When construction began on Everett’s new $62.4 million cancer center in November 2005, Margaret Miner never dreamed she would be the first patient to use its most expensive piece of equipment.
Miner, who was diagnosed with pancreatic cancer in February, was one of about 130 patients treated at the Providence Regional Cancer Partnership on Monday, its opening day.
The center brings together cancer specialists from four local health care organizations: Providence Everett Medical Center, The Everett Clinic, Western Washington Medical Group and Northwest Washington Radiation Oncology Associates.
Beginning next month, wide-ranging alternative medical treatments will also be offered, such as yoga, massage and tai chi.
Many patients who came to the cancer center on Monday were there to receive chemotherapy. Others, such as Eddi Walty of Lake Stevens, needed blood tests, part of her treatment plan for the lung cancer she was diagnosed with in December.
Miner, 69, of Everett, came to the cancer center to receive the first of eight scheduled radiation treatments. Dressed in a medical gown, she walked toward the entrance of a dimly lit room on the building’s second floor.
Inside was the TomoTheraphy machine, an eight-foot-tall device with a doughnut-like hole in its center.
Costing $3.25 million, it is one of only 120 such machines in the world. It uses three-dimensional images to guide cancer-fighting radiation treatments with such precision it can hit a tumor the size of a pea.

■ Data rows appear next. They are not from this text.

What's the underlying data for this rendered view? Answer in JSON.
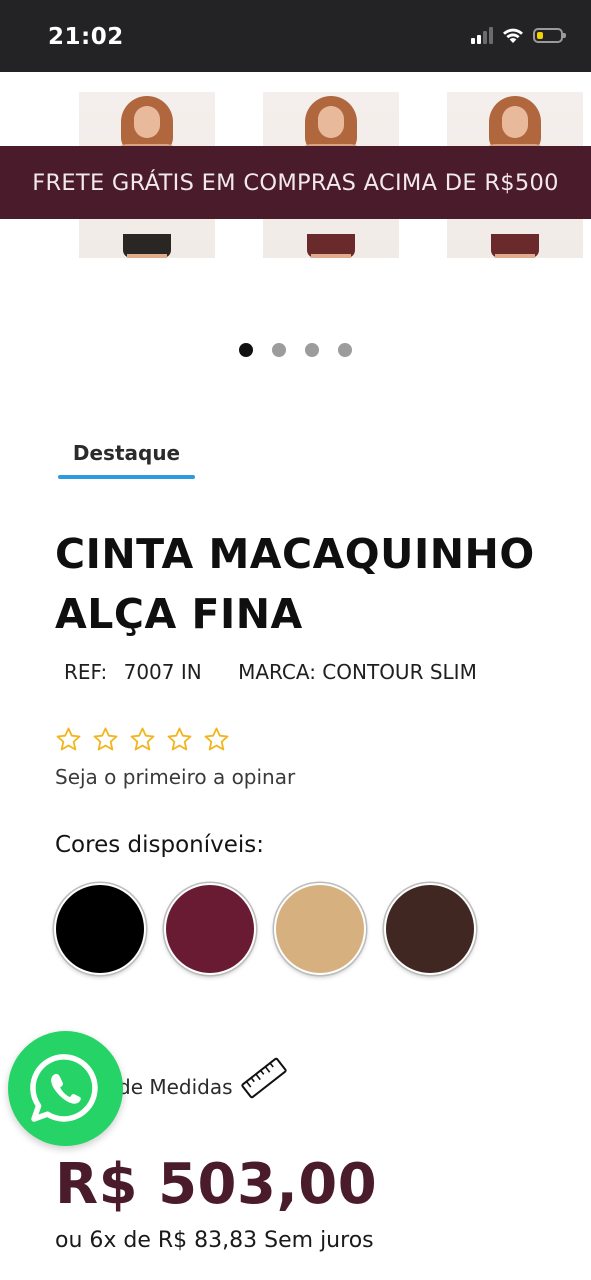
{
  "status_bar": {
    "time": "21:02",
    "icons": [
      "cellular-signal-icon",
      "wifi-icon",
      "battery-icon"
    ],
    "battery_level": 0.25
  },
  "carousel": {
    "images": [
      {
        "name": "model-front-black",
        "shorts_color": "#2a2624"
      },
      {
        "name": "model-front-wine",
        "shorts_color": "#6a2a2c"
      },
      {
        "name": "model-side-wine",
        "shorts_color": "#6a2a2c"
      }
    ],
    "dots": 4,
    "active_dot": 1
  },
  "promo_banner": {
    "text": "FRETE GRÁTIS EM COMPRAS ACIMA DE R$500",
    "background": "#4a1b2a"
  },
  "tab": {
    "label": "Destaque",
    "accent": "#2e9be0"
  },
  "product": {
    "title_line1": "CINTA MACAQUINHO",
    "title_line2": "ALÇA FINA",
    "ref_label": "REF:",
    "ref_value": "7007 IN",
    "brand": "MARCA: CONTOUR SLIM",
    "rating_stars": 5,
    "rating_value": 0,
    "review_prompt": "Seja o primeiro a opinar",
    "colors_label": "Cores disponíveis:",
    "colors": [
      "#000000",
      "#6a1b34",
      "#d6b17f",
      "#402722"
    ],
    "size_chart_label": "de Medidas",
    "price": "R$ 503,00",
    "price_color": "#4a1b2a",
    "installments": "ou 6x de R$ 83,83 Sem juros"
  },
  "whatsapp": {
    "icon": "whatsapp-icon",
    "color": "#25d366"
  }
}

“So it should target the cancer and get rid of it, I hope,” Miner said. “I’ve got a real good attitude. I just feel they’ll get it all.”
The radiation treatments are part of a regimen that also includes taking five chemotherapy pills a day.

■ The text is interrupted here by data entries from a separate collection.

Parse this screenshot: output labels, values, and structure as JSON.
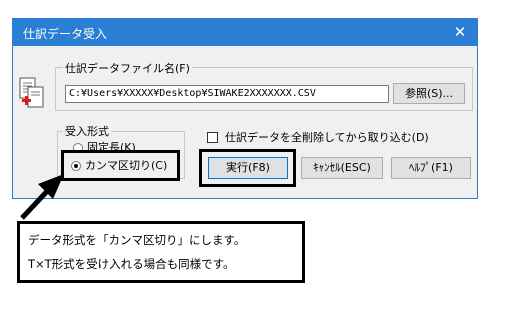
{
  "dialog": {
    "title": "仕訳データ受入",
    "close_icon": "close-icon"
  },
  "file_group": {
    "label": "仕訳データファイル名(F)",
    "path_value": "C:¥Users¥XXXXX¥Desktop¥SIWAKE2XXXXXXX.CSV",
    "browse_label": "参照(S)..."
  },
  "format_group": {
    "label": "受入形式",
    "options": [
      {
        "label": "固定長(K)",
        "checked": false
      },
      {
        "label": "カンマ区切り(C)",
        "checked": true
      }
    ]
  },
  "delete_checkbox": {
    "label": "仕訳データを全削除してから取り込む(D)",
    "checked": false
  },
  "buttons": {
    "execute": "実行(F8)",
    "cancel": "ｷｬﾝｾﾙ(ESC)",
    "help": "ﾍﾙﾌﾟ(F1)"
  },
  "callout": {
    "line1": "データ形式を「カンマ区切り」にします。",
    "line2": "T×T形式を受け入れる場合も同様です。"
  }
}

When Dr. Will Wisbeck, the center’s medical director of radiation oncology, told her that she would be the first patient to use the TomoTherapy machine, she remembers thinking: “Wow, that’s good.”
Miner went home and read more about it on the Internet – “sixteen pages worth,” she said with a chuckle.
Wisbeck met with Miner before Monday’s treatment to brief her on what to expect. It would take about 20 minutes, he said, for the machine to complete the necessary images and target the radiation. “You won’t see or feel it,” Wisbeck said.
The 16,000-pound doors that prevent the machine’s radiation from escaping closed quietly. Outside, Wisbeck and other health care workers monitored Miner’s treatment.
Television cameras allowed them to view parts of the machine whirling inside its circular casing while computer images zeroed in on the tumors that would be hit with radiation.
When the machine had done its work and Miner walked out of the room, there was a round of applause from health care workers who had gathered to watch the first treatment.
“You’re a star,” said Gerald Vasques, director of the center’s radiation oncology department.
At noon Monday, representatives of the four health care organizations that began planning the center in 2000 gathered to celebrate its opening.
“The whole (building) is cherry, and light and bright,” Henry Veldman, chief executive of Western Washington Medical Group.
For the cancer patients who will be treated there, he said, “it makes a huge difference.”